App design and workflow

The UrinatoR app was coded in R (v4.3.1 and shiny v1.9.1), available on https://github.com/Mortendall/UrinatoR, and hosted on https://cbmr-rmpp.shinyapps.io/UrinatoR/. App descriptions and instructions are available on https://www.tsnscientific.com/urinator. Package dependencies and version control were managed with renv (v1.0.7).

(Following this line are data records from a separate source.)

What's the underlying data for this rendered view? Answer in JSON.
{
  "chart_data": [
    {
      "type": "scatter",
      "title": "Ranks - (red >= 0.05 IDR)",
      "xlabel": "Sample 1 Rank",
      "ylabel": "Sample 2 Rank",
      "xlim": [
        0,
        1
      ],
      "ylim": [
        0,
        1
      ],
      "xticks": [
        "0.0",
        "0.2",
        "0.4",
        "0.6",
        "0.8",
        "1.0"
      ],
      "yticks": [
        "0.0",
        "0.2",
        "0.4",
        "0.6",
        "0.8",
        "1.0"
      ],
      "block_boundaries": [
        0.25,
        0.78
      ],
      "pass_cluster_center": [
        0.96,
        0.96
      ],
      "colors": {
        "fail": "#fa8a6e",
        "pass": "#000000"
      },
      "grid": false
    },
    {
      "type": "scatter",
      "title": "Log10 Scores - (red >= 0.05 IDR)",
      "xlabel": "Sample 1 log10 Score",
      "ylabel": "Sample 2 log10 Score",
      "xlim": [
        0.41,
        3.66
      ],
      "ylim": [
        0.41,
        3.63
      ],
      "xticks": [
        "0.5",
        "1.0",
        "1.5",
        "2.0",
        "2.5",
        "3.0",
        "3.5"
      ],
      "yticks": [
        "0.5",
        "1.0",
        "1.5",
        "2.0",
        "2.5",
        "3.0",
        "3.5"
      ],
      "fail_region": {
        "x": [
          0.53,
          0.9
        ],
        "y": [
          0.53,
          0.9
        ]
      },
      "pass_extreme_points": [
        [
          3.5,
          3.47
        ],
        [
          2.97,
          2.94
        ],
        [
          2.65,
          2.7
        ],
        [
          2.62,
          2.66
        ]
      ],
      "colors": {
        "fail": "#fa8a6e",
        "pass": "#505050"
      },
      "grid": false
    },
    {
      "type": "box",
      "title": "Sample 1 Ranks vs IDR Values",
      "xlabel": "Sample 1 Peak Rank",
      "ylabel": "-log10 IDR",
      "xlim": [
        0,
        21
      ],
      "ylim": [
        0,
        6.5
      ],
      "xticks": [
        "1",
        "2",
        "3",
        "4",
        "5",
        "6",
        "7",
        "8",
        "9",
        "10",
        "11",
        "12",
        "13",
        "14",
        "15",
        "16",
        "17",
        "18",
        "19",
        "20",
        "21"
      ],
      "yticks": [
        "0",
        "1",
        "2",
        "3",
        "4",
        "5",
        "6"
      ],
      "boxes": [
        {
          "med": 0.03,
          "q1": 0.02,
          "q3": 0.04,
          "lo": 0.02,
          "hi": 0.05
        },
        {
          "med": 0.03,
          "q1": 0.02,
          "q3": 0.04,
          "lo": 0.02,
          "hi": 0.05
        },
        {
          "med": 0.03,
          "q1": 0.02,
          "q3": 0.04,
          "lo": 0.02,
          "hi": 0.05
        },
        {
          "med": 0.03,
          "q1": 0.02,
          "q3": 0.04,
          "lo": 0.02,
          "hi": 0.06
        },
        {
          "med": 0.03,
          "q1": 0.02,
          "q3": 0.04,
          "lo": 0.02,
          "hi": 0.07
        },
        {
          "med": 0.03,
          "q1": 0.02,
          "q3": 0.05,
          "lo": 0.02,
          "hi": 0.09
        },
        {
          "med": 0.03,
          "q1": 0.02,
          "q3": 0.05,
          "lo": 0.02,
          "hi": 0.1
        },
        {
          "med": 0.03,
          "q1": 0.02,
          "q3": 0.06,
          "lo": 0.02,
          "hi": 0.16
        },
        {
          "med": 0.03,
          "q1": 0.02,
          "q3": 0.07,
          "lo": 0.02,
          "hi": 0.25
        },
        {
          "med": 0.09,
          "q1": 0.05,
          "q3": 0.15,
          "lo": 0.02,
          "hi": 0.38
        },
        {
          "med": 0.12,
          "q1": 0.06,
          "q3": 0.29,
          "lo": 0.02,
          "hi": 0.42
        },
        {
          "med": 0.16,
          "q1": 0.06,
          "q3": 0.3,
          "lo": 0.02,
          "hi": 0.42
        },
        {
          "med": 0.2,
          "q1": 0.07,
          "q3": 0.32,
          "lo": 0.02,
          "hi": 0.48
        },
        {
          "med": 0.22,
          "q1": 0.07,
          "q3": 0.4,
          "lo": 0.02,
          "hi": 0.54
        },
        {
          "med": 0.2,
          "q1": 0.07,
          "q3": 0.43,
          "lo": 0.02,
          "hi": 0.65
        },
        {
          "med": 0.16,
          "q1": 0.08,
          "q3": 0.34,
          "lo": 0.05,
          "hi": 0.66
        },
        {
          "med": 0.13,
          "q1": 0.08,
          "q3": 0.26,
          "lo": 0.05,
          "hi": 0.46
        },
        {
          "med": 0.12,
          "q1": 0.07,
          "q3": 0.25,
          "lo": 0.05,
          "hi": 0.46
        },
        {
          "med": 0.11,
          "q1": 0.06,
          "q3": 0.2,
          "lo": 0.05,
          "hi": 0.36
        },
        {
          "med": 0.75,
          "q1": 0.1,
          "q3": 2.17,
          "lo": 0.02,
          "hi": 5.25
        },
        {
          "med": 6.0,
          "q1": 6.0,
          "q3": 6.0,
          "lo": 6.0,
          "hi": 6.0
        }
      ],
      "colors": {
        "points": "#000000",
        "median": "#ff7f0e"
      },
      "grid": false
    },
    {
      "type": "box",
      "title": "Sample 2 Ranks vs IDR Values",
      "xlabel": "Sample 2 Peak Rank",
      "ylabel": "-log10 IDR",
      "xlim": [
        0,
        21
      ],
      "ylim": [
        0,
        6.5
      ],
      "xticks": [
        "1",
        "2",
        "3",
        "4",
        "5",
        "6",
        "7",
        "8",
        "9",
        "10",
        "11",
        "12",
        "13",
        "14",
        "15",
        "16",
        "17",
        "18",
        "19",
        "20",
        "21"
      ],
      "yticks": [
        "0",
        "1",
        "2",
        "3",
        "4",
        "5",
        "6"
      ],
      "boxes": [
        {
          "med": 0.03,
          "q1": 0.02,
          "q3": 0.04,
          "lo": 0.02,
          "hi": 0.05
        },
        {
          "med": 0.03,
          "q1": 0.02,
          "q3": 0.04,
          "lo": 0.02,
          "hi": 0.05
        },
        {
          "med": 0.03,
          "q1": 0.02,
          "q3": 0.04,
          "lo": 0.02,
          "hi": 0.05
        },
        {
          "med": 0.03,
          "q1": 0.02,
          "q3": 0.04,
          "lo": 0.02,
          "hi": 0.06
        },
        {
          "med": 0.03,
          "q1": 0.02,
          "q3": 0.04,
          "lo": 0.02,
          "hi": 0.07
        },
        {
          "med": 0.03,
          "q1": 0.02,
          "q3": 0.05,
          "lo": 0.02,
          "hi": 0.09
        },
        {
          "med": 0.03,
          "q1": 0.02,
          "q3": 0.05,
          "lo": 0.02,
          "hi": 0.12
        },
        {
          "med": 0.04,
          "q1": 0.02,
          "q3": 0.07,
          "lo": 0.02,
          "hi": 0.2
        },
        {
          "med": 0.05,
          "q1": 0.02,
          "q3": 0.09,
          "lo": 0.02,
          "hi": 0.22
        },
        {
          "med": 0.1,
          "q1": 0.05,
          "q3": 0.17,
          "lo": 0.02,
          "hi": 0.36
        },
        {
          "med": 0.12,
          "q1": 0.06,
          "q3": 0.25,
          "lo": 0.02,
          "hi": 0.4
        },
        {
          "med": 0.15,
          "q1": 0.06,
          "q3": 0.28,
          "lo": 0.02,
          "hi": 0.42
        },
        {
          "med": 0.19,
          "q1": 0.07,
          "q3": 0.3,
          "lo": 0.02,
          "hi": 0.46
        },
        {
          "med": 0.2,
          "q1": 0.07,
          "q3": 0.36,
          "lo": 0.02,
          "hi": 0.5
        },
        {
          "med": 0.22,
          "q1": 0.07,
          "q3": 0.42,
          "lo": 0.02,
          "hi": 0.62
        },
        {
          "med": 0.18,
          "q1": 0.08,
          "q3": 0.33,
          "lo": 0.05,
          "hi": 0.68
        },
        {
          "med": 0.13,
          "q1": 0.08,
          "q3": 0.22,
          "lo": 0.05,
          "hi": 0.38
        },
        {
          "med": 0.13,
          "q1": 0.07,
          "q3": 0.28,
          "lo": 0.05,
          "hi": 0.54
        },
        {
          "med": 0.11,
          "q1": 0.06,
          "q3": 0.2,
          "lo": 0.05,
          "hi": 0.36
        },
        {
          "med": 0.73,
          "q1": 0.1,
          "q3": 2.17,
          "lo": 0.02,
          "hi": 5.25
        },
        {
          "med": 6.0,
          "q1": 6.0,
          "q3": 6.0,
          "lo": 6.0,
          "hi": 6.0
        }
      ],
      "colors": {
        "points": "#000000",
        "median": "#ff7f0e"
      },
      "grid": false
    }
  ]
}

The app workflow is as follows: after assigning a CSV separator and local decimal mark, the app preprocesses an uploaded CSV file by standardizing column names and removing summary statistics. Time stamps are converted to local time and groups are inferred based on column name. Next, an event list (csv) only filtering cage INSERTION events is uploaded. Each event is assigned to the closest matching data point using the fuzzyjoin package (v0.1.6). Delta value for each time point X is calculated as value(x) = rawdata(X) − rawdata(X + 1), and delta values are excluded in a predetermined window around each event to account for water bottle spillage from cage handling and to exclude cage changes. Once delta values have been calculated and data has been trimmed, the user inputs the number of mice per cage to calculate increases per mouse. Cumulative values are calculated for each cage or mouse. Summary stats are generated and DVC signals can be visualized via Plotly (v4.10.4) as raw data, cumulative values or incremental changes for individual cages or experimental groups. Urination can also be visualized per hour for experimental groups or individual cages. All data can be downloaded as an xlsx file.

Reporting summary

Further information on research design is available in the Nature Portfolio Reporting Summary linked to this article.